Additionally, L2 regularization is employed during model training. By adding a weight attenuation term to the loss function, L2 regularization helps prevent the model from overfitting. When combined with data augmentation, it effectively reduces the risk of overfitting and improves performance on unseen data. Together, data augmentation and regularization enhance the model’s robustness and generalization capabilities when processing diverse text inputs.
Experimental analysis
IMDb dataset
The dataset used in this paper is the IMDb movie review dataset, which contains 50,000 movie review samples from the IMDb movie database, divided into two categories: positive reviews and negative reviews. The dataset is randomly divided into training set, validation set, and test set in the proportion of 80%, 10%, and 10%, respectively, including 40,000 training samples, 5,000 validation samples, and 5,000 test samples. The dataset covers a variety of movie genres and different user reviews, and the length of the movie reviews varies from short comments to detailed reviews. It is very diverse and challenging, and can effectively test the performance of the model in the sentiment classification task. As shown in Table 1.
Table 1.
IMDb dataset.
Characteristic | Description |
---|---|
Dataset name | IMDb movie review dataset |
Sample size | 50000 |
Category | Positive, Negative |
Average movie review length | About 230 words |
Number of training set samples | 40000 |
Number of validation set samples | 5000 |
Number of test set samples | 5000 |
Data source | IMDb movie database |
To reduce bias in sentiment prediction32,33, this study applies several preprocessing techniques to remove or blur sensitive information from the data. Sensitive information includes words or features related to gender, race, religion, and other similar attributes. Data augmentation techniques-such as synonym replacement, random insertion, random deletion, random swapping, and noise injection-are then used to generate neutral comment samples. This process helps decrease the model’s reliance on sensitive features and enhances its fairness and robustness.

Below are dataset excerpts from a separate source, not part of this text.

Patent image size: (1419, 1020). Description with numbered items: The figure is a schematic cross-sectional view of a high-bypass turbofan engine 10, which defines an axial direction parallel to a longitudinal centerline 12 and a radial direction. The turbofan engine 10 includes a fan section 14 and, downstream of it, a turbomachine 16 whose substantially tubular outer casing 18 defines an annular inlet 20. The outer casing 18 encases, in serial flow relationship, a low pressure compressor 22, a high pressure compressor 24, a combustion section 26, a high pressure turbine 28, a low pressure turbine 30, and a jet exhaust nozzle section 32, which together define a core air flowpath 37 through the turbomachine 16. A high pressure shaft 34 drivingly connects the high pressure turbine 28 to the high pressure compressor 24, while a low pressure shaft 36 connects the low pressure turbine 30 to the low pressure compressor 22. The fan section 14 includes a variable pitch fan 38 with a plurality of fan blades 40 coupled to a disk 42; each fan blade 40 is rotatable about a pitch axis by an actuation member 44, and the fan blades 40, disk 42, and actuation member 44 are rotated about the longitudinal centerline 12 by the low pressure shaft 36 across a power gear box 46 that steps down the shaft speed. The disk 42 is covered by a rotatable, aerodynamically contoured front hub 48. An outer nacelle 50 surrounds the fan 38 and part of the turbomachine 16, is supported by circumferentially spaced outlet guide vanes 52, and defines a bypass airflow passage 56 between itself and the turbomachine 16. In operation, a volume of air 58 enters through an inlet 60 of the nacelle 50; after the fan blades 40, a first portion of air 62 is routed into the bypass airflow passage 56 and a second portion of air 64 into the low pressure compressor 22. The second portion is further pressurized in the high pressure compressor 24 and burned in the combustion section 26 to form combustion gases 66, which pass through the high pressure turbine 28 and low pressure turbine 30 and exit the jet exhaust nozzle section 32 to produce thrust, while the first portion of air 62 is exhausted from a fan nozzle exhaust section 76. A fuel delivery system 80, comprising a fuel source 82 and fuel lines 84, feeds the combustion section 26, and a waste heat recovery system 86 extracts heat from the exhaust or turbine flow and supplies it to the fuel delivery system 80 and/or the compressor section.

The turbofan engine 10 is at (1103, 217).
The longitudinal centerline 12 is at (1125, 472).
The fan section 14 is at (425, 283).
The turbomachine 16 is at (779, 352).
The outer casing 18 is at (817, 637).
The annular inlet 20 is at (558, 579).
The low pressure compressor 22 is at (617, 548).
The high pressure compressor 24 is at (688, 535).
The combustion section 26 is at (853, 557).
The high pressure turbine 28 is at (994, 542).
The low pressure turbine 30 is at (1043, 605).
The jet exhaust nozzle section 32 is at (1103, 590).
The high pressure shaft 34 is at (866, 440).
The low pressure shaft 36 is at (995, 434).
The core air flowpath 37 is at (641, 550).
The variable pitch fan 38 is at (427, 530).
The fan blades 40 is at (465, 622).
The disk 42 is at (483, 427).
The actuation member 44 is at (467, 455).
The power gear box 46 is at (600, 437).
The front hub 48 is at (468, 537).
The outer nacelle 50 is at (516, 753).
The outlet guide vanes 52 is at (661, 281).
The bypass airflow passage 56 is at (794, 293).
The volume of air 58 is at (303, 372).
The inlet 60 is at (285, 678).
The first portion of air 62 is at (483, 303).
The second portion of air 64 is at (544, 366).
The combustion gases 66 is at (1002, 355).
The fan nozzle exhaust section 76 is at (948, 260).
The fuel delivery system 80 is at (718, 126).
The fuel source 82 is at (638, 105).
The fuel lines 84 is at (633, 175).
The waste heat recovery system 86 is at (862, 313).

First, a list of sensitive words is defined. This list includes gender terms (e.g., “male,” “female”) and racial terms (e.g., “white,” “black”), among others. The predefined list is used to identify sensitive words in the text. These words are then replaced with general labels or placeholders. For example, “male” can be replaced with “[gender]” or “[sensitive word].”
If it is necessary to retain sensitive words, Word2Vec is used to reduce their impact. In this case, words containing sensitive information are replaced with similar, neutral words. For example, “male” might be replaced with “human” or “individual.” If a text contains specific gender, race, or other sensitive labels, that information can be removed or replaced with a more neutral description. For instance, the phrase “black male” can be modified to “individual.”
Next, data augmentation techniques generate diverse neutral review samples. Techniques like synonym replacement and random insertion help ensure a balanced ratio of sentiment-neutral samples. This balance reduces the model’s reliance on extreme sentiments, such as overly positive or overly negative expressions.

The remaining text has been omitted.